La energía se incrementa en forma desmedida para ir en «contra» de otro sujeto u objeto para alcanzar por la fuerza un objetivo. Este desbordamiento de la energía se convierte constantemente en ataque ante cualquier situación que se siente amenazante. El ataque puede continuar aunque se haya logrado el objetivo o se vuelva contra otras resistencias que se asocian a éste, y en casos extremos contra cualquier objeto. Cuando el ataque persiste sin la resistencia correspondiente lo llamamos agresión.
A2.- Luchar por los objetivos para vencer las resistencias y convencer. El sujeto quita las resistencias a través de acciones adecuadas, (se puede llegar a un acuerdo mutuo – Szasz).
La energía vital se concreta a quitar el obstáculo hasta lograr el objetivo. Las personas que tienen una fuerte energía vital bien canalizada se «crecen con el castigo», esto es, disponen de la energía necesaria para lograr el objetivo.
A3.- Someterse por el objetivo para transformarse con las resistencias y apoyarse. El objetivo llega a «modificar» al sujeto por acciones insuficientes. (acatar las reglas «coactivas»- Szasz. Postura sumiso-masoquista Bieber.) La energía no es usada para “quitar” las resistencias del objetivo, más bien para “seguir la corriente”, o para adaptarse a ellas.
A4.-Retirarse de las resistencias de los objetivos y “tratar” de sustituirlos. Las resistencias «vencen» al sujeto por acciones inadecuadas, (renunciar al plano social y refugiarse en juegos idiosincrásicos- Szasz).

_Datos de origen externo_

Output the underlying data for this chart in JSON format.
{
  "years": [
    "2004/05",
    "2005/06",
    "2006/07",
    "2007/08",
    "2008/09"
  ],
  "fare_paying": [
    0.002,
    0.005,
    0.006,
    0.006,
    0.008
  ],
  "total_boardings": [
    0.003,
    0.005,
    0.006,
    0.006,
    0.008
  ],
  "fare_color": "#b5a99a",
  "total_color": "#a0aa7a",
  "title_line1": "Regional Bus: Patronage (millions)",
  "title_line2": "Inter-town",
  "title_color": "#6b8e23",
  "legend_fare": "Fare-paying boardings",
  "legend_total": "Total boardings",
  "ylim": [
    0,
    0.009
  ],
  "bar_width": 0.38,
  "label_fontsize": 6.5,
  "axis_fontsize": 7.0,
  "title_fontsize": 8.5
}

Se huye de las resistencias y se “trata” de buscar un objetivo “sustituto” (“resistencias” en la terapia); la persona llega a negar el interés que tiene por el objetivo original. Hay una tendencia a aislarse y en casos extremos a negar y a abandonarlo todo.
Existe también un aparente retiro de ciertos objetivos que ofrecen una resistencia condicionada que más bien opera como bloqueo, (padre-hijo, macho-hembra), o inhibición.
Además de las formas de usar la fuerza vital, interviene la intensidad [A36] hacia el logro de los objetivos. Esta intensidad proviene tanto de los factores genéticos, aprendidos como ambientales y se puede describir como sigue:
Fuerte: Tiende a asociarse con luchar y atacar hasta lograr los objetivos. Puede llevar al pragmatismo, al activismo, a la agresión y por lo tanto a la rebelión y a la guerra. Tendencia al liderazgo, al feminismo o al machismo y al desarrollismo.
Débil: Tiende a asociarse con someterse o huir de los objetivos. Puede llevar al pasivismo, la timidez, la sumisión, a la defensa y al subdesarrollo. Tendencia a la adaptación. La debilidad puede formar rechazos permanentes a ciertos objetos, como defensa o fortaleza estereotipada, (fobias). La huida «sustitución» puede hacerse cíclica, (depresión-manía). La huida puede ser hacia objetos anteriores (regresión).
Indiferenciada: En el extremo de la debilidad la fuerza no logra asirse a los objetivos. La fuerza vital no corresponde al uso que se hace de ella. El objetivo de la fuerza suele centrarse en sí mismo (autoagresión) o como desvalimiento o derrota (baja autoestima) y en los objetos «sustitutos», (psicosis). Por último, en la huida total, el sujeto abandona todo (degradación, esquizofrenia o suicidio).
Se encontrará siempre una combinación de modelos, por ejemplo: Apariencia de debilidad para vencer, (histerismo); apariencia de fortaleza, (más bien rigidez) cuando se huye y “sustituye”, (manía). Apariencia de huida para después atacar, (delirio) etc.
La madurez [A37] se alcanza cuando se hace uso adecuado de cualquiera de los modelos dependiendo de su resultado (experiencia) ante las distintas circunstancias y de la cualidad de los objetivos.